IEEE 9th International Conference on Cloud Computing (CLOUD)

Document Type

Conference Proceeding

Publication Date



To secure IaaS cloud environments, multiple layers of security mechanisms must be deployed and monitored. When a threat is detected, it must be appropriately acted upon. A common problem with monitoring such approaches is the sheer volume of alarms generated. Some alerts may be false positives, others are informational. It is challenging for cloud providers to quickly interpret which events to act upon and the priority of events. Another challenge is the dynamic nature of cloud environments. Tenant instances and security sensors may come and go. Systems that depend on the existence of a particular sensor are less effective in IaaS environments. Our work supports a defense in depth approach by leveraging multiple distributed intrusion detection and security system sensors in an IaaS cloud computing environment.
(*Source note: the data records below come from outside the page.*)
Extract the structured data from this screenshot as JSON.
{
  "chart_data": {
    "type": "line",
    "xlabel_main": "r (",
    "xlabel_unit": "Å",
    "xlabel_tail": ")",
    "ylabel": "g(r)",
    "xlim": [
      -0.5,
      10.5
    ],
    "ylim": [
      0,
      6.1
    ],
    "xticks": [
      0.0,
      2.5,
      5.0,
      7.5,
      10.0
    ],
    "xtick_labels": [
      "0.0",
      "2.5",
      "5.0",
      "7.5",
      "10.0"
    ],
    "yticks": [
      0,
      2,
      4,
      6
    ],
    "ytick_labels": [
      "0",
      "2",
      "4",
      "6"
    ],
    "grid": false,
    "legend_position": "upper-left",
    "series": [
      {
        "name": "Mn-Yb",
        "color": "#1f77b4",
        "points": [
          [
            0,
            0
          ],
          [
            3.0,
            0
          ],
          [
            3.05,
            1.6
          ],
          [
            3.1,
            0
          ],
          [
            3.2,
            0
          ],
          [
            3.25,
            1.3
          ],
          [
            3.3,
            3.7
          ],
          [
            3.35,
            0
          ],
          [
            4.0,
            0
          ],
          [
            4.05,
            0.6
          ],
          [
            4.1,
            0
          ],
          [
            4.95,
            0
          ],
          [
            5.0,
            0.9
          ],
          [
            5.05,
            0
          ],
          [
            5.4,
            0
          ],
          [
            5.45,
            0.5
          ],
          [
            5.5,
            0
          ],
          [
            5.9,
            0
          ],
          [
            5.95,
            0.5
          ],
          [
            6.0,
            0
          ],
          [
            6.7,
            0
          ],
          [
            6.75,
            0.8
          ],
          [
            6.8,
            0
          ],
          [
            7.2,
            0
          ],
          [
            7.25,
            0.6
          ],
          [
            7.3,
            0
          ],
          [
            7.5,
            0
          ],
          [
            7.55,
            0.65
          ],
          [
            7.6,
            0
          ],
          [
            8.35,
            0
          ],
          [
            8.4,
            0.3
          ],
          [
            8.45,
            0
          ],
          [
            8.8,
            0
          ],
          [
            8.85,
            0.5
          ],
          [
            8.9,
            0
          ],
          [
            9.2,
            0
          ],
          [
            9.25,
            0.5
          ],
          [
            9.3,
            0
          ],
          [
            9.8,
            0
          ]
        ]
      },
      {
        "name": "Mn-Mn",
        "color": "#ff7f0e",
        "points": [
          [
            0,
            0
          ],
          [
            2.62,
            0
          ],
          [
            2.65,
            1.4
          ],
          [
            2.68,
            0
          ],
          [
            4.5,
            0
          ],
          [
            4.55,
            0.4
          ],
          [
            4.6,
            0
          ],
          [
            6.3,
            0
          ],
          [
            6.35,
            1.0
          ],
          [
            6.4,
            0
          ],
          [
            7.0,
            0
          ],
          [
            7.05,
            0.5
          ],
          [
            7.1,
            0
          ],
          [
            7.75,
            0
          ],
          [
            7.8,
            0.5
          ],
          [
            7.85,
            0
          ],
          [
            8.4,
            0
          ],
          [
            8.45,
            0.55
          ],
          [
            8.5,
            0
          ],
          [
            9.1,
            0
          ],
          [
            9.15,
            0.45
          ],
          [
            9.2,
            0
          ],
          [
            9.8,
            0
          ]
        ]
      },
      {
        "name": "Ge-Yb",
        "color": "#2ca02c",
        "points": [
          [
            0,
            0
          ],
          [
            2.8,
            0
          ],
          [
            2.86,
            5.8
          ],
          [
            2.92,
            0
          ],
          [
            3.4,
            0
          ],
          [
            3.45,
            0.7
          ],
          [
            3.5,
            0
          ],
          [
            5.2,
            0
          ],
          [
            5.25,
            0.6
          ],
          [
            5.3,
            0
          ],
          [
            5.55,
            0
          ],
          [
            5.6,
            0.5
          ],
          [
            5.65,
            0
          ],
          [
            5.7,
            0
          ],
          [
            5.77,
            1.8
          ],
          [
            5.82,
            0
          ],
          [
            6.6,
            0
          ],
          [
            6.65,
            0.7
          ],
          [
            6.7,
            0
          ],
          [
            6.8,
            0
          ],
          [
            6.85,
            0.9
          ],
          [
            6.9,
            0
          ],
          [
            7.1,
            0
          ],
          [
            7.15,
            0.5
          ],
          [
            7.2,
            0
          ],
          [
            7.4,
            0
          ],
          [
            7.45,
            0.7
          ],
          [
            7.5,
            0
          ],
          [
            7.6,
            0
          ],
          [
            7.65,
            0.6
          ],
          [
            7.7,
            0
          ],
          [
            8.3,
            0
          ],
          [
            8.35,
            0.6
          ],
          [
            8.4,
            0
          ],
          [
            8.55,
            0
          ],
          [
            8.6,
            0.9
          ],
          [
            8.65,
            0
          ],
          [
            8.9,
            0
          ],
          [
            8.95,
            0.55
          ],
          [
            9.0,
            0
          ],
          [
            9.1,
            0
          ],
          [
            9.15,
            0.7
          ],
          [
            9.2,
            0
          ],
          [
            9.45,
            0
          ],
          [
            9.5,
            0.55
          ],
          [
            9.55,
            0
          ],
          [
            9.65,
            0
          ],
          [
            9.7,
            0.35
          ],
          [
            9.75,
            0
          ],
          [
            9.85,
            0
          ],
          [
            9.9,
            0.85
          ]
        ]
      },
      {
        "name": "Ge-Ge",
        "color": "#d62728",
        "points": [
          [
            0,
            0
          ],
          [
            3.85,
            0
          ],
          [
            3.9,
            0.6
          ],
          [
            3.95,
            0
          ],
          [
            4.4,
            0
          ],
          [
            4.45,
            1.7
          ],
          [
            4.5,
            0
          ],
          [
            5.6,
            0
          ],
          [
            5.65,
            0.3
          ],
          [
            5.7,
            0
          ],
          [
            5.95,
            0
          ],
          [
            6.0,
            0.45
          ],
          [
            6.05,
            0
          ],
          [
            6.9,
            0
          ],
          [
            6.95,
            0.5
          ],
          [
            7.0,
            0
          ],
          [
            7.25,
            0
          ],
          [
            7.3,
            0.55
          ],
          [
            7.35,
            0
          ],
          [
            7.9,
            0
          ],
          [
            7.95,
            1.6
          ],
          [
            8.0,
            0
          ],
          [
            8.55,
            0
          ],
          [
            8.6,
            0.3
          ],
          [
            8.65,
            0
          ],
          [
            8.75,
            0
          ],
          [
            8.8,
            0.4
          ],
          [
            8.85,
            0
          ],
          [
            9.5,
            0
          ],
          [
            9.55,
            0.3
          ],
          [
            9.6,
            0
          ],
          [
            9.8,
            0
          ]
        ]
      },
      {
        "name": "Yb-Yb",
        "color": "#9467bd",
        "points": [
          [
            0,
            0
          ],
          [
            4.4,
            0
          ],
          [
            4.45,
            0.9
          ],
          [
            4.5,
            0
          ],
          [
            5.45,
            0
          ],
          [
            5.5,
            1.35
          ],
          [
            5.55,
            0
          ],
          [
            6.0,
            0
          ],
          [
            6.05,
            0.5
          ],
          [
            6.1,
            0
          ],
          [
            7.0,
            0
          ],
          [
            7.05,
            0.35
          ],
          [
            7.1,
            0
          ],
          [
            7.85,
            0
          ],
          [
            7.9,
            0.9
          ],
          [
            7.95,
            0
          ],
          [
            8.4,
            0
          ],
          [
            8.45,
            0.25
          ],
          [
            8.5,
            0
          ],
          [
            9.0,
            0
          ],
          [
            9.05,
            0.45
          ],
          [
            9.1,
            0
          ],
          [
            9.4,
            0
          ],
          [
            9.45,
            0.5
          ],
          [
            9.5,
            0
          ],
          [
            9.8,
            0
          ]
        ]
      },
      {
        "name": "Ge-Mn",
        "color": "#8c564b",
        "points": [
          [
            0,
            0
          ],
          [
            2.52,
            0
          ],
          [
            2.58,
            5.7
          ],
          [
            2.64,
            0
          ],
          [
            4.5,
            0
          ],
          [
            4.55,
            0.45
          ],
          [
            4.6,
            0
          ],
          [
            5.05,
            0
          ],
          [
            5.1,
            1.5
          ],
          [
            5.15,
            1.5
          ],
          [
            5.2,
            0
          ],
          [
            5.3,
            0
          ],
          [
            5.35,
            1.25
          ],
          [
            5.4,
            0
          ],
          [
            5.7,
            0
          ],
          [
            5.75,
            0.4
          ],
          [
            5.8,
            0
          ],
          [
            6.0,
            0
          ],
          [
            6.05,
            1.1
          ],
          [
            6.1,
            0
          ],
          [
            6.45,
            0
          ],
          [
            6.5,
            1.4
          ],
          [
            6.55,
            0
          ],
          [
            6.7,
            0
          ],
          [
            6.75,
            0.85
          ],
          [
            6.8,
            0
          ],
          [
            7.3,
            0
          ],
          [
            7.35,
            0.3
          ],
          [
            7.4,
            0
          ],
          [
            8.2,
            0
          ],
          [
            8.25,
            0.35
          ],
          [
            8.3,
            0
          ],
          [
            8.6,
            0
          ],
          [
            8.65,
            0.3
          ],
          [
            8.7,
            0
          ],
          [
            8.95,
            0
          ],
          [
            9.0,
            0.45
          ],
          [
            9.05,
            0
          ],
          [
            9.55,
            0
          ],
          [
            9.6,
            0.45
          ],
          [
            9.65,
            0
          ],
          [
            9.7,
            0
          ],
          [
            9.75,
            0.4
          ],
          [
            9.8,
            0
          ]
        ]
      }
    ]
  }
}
We propose and demonstrate a streaming cloud intrusion monitoring and classification system (SCIMCS) to assist cloud providers with multiple security systems by filtering noisy alert messages and classifying previously recognized attacks. Our approach consists of three steps: Summarize and Score, Detect Anomalies, and Classify Attacks. We demonstrate the effectiveness of our framework in an IaaS cloud environment running Eucalyptus where we execute real attacks with a total alert reduction of 95.9 percent and a zero miss rate for problematic alarms. In addition, we demonstrate a 100 percent classification rate for trained attacks.